Ireland’s draft abortion legislation is offensive and misogynistic when it comes to dealing with women seeking terminations because they are suicidal, an international pro-choice organization has said.
There has been a mixed reaction to the protection of life in pregnancy bill, which the Irish Cabinet approved late on Tuesday night.
Under the proposed legislation, three consultants reviewing the case of a woman with suicidal thoughts while pregnant must all agree that a termination should proceed. There is provision for an appeal by the woman to three further consultants if the first trio does not approve the abortion. The appeal panel must also be unanimous in approval for a termination to be granted under law.
However, Johanna Westeson, regional director for Europe at the Centre for Reproductive Rights criticized that part of the bill, saying: “Imposing different standards for assessing threats to life for mental health reasons and threats to life for physical ailments runs contradictory to international medical standards and human rights norms.

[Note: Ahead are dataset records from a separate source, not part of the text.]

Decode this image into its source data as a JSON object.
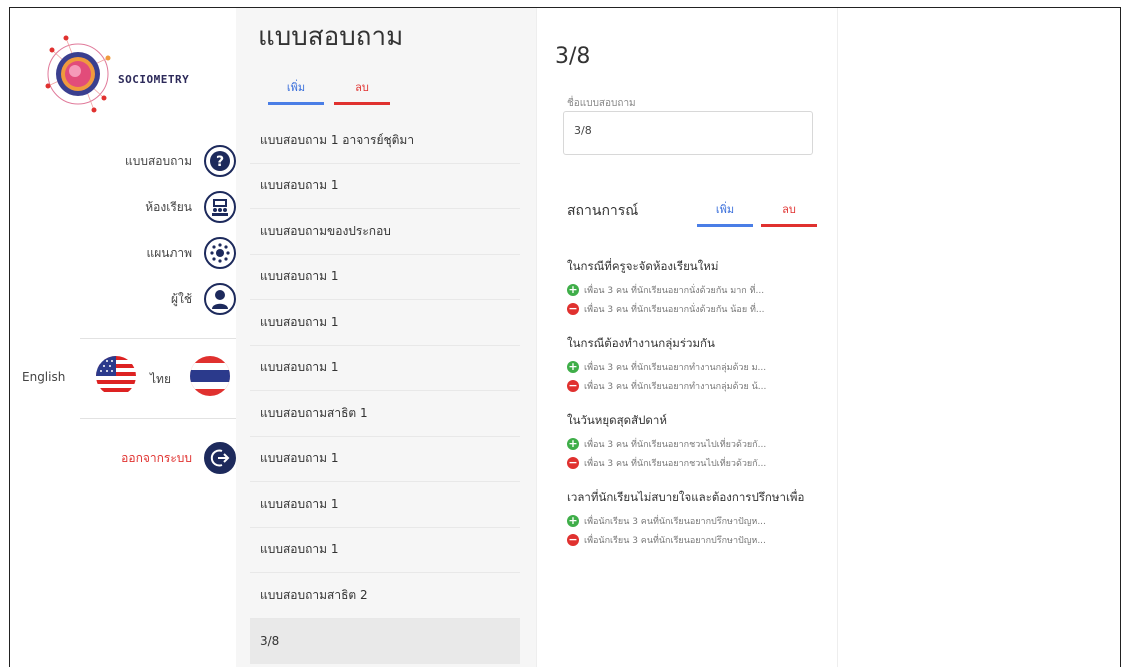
{
  "app": {
    "brand": "SOCIOMETRY"
  },
  "sidebar": {
    "items": [
      {
        "label": "แบบสอบถาม",
        "icon": "question-icon"
      },
      {
        "label": "ห้องเรียน",
        "icon": "classroom-icon"
      },
      {
        "label": "แผนภาพ",
        "icon": "network-icon"
      },
      {
        "label": "ผู้ใช้",
        "icon": "user-icon"
      }
    ],
    "languages": {
      "english": "English",
      "thai": "ไทย"
    },
    "logout": "ออกจากระบบ"
  },
  "list": {
    "title": "แบบสอบถาม",
    "add_label": "เพิ่ม",
    "delete_label": "ลบ",
    "items": [
      "แบบสอบถาม 1 อาจารย์ชุติมา",
      "แบบสอบถาม 1",
      "แบบสอบถามของประกอบ",
      "แบบสอบถาม 1",
      "แบบสอบถาม 1",
      "แบบสอบถาม 1",
      "แบบสอบถามสาธิต 1",
      "แบบสอบถาม 1",
      "แบบสอบถาม 1",
      "แบบสอบถาม 1",
      "แบบสอบถามสาธิต 2",
      "3/8"
    ]
  },
  "detail": {
    "title": "3/8",
    "name_label": "ชื่อแบบสอบถาม",
    "name_value": "3/8",
    "situations_title": "สถานการณ์",
    "add_label": "เพิ่ม",
    "delete_label": "ลบ",
    "situations": [
      {
        "title": "ในกรณีที่ครูจะจัดห้องเรียนใหม่",
        "positive": "เพื่อน 3 คน ที่นักเรียนอยากนั่งด้วยกัน มาก ที่...",
        "negative": "เพื่อน 3 คน ที่นักเรียนอยากนั่งด้วยกัน น้อย ที่..."
      },
      {
        "title": "ในกรณีต้องทำงานกลุ่มร่วมกัน",
        "positive": "เพื่อน 3 คน ที่นักเรียนอยากทำงานกลุ่มด้วย ม...",
        "negative": "เพื่อน 3 คน ที่นักเรียนอยากทำงานกลุ่มด้วย น้..."
      },
      {
        "title": "ในวันหยุดสุดสัปดาห์",
        "positive": "เพื่อน 3 คน ที่นักเรียนอยากชวนไปเที่ยวด้วยกั...",
        "negative": "เพื่อน 3 คน ที่นักเรียนอยากชวนไปเที่ยวด้วยกั..."
      },
      {
        "title": "เวลาที่นักเรียนไม่สบายใจและต้องการปรึกษาเพื่อ",
        "positive": "เพื่อนักเรียน 3 คนที่นักเรียนอยากปรึกษาปัญห...",
        "negative": "เพื่อนักเรียน 3 คนที่นักเรียนอยากปรึกษาปัญห..."
      }
    ]
  },
  "colors": {
    "accent_blue": "#4a7ee6",
    "danger_red": "#e0312f",
    "success_green": "#3fae49",
    "navy": "#1d2a5c"
  }
}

To suggest that women would fake suicidal tendencies to access abortion is not only deeply offensive and misogynistic, but also in stark violation of women’s human right to be treated with dignity.”

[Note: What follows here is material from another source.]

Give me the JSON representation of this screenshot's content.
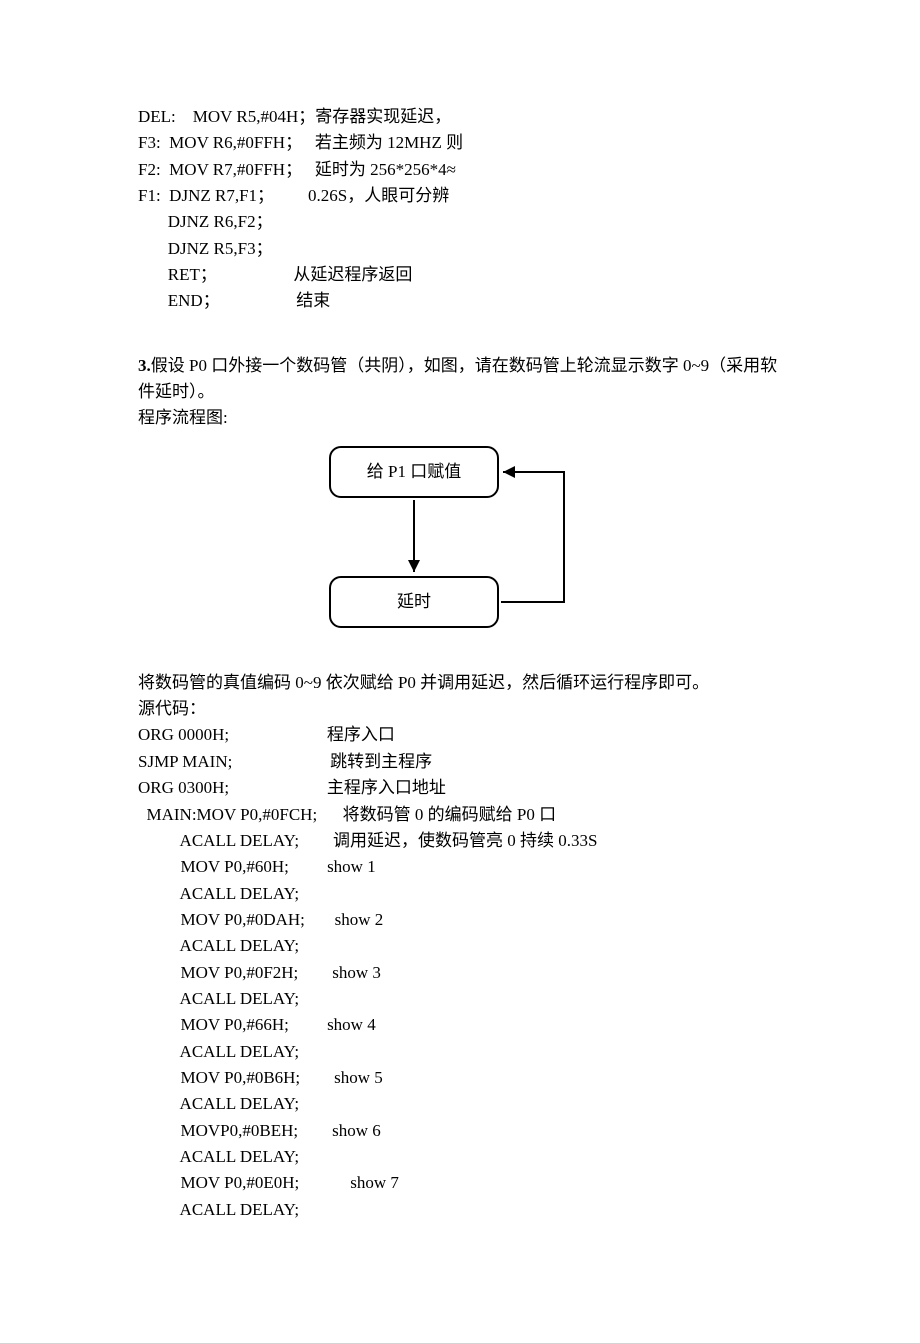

“The more barriers Ireland creates for women seeking legal abortion, the more likely women in crisis situations will opt to travel abroad than subject themselves to this humiliating process that the bill sets forth. This means that Ireland will continue to be in violation of its human rights obligation to make legal abortion accessible in practice,” she said.
Earlier on Wednesday, Taoiseach (Prime Minister) Enda Kenny insisted at a government press briefing that the laws on abortion would not been fundamentally altered if the bill passes the Irish parliament.
“The law on abortion in Ireland is not being changed. Our country will continue to be one of the safest places in the world for childbirth. And the regulation and the clarity that will now become evident through the protection of maternal life bill will continue within the law, to assert the restrictions on abortion that have applied in Ireland and will apply in the future,” Kenny said.
The Irish prime minister added that he was determined to reform the law on abortion without dividing the country.
There are concerns within the main coalition party, Fine Gael, that any changes to the law risks split the party as well.